Non abbiamo il diritto di guidare le loro scelte, semmai di aprire la mente a prendere in considerazione più opzioni possibile, che, secondo la legge dei grandi numeri, prima o poi la soluzione la si trova.
E non abbiamo il diritto di limitare i loro orizzonti, di costruire muri davanti ai loro occhi. Menti libere, ci servono. Menti libere.
L’unica possibilità che abbiamo è di dimostrare loro che questa società non è tutta uguale. Che c’è chi crede che si possa fare diversamente. Che c’è chi non si arrende. Che c’è chi non odia, ma ama, nonostante tutto. Perché alla fine se la società non salta in aria, vuol dire che c’è sì chi odia e si arrende, ma che chi ama e persevera è in numero maggiore. Una serie divergente, insomma. E a me, tutto ciò che diverge, mi ha sempre entusiasmato.
Ci abbiamo messo 50 anni a arrivare dove siamo. Non possiamo tornare indietro. Dài, siamo seri. Siamo seri.
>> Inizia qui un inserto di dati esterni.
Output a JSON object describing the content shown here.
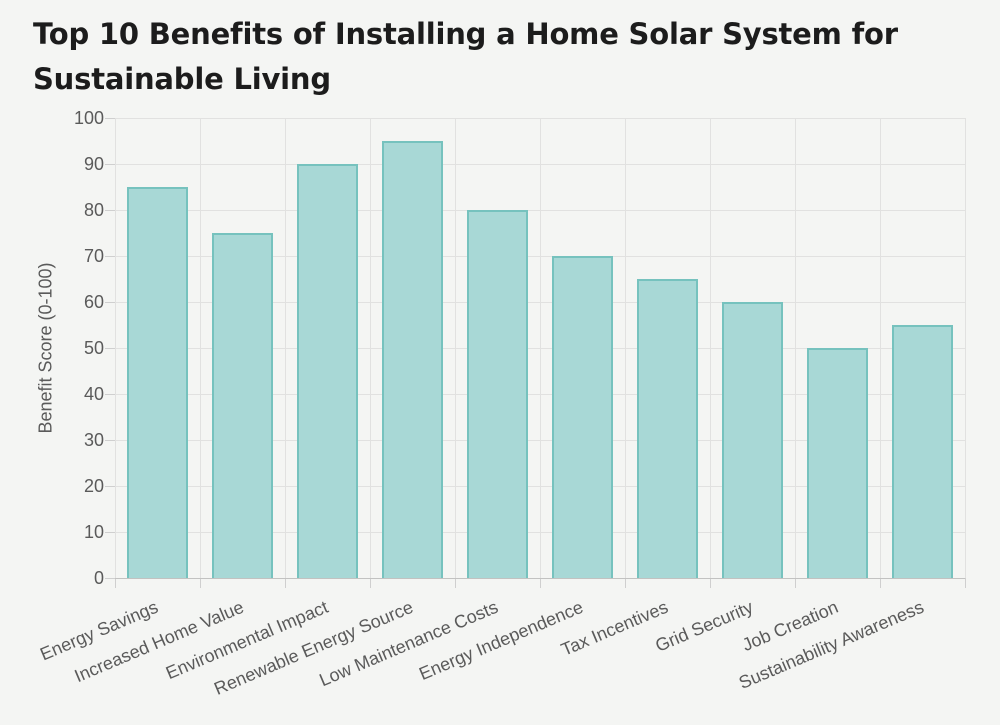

E come ogni anno, non so cosa sarà di me l’anno che verrà. Non so dove andrò a finire, chi incontrerò, quali esperienze vivrò. Non so se lavorerò (anche se non voglio pensare all’opzione disoccupato, che mi terrorizza…). E, in fondo in fondo, in modo un poco egoista, vorrei che chi ci governa provasse questo sentimento di smarrimento misto a tristezza misto a speranza misto a malinconia misto a. Misto a. Che a volte non ti fa dormire. Forse, e dico forse, prenderebbe in maggiore considerazione l’importanza di un lavoro come il mio. Ma questa è un’altra storia.
Gli studenti non sono numeri. Sono la nostra speranza. Ci abbiamo messo 50 anni ad arrivare dove siamo. Non possiamo tornare indietro. Dài, siamo seri. Siamo seri. E questo è quanto.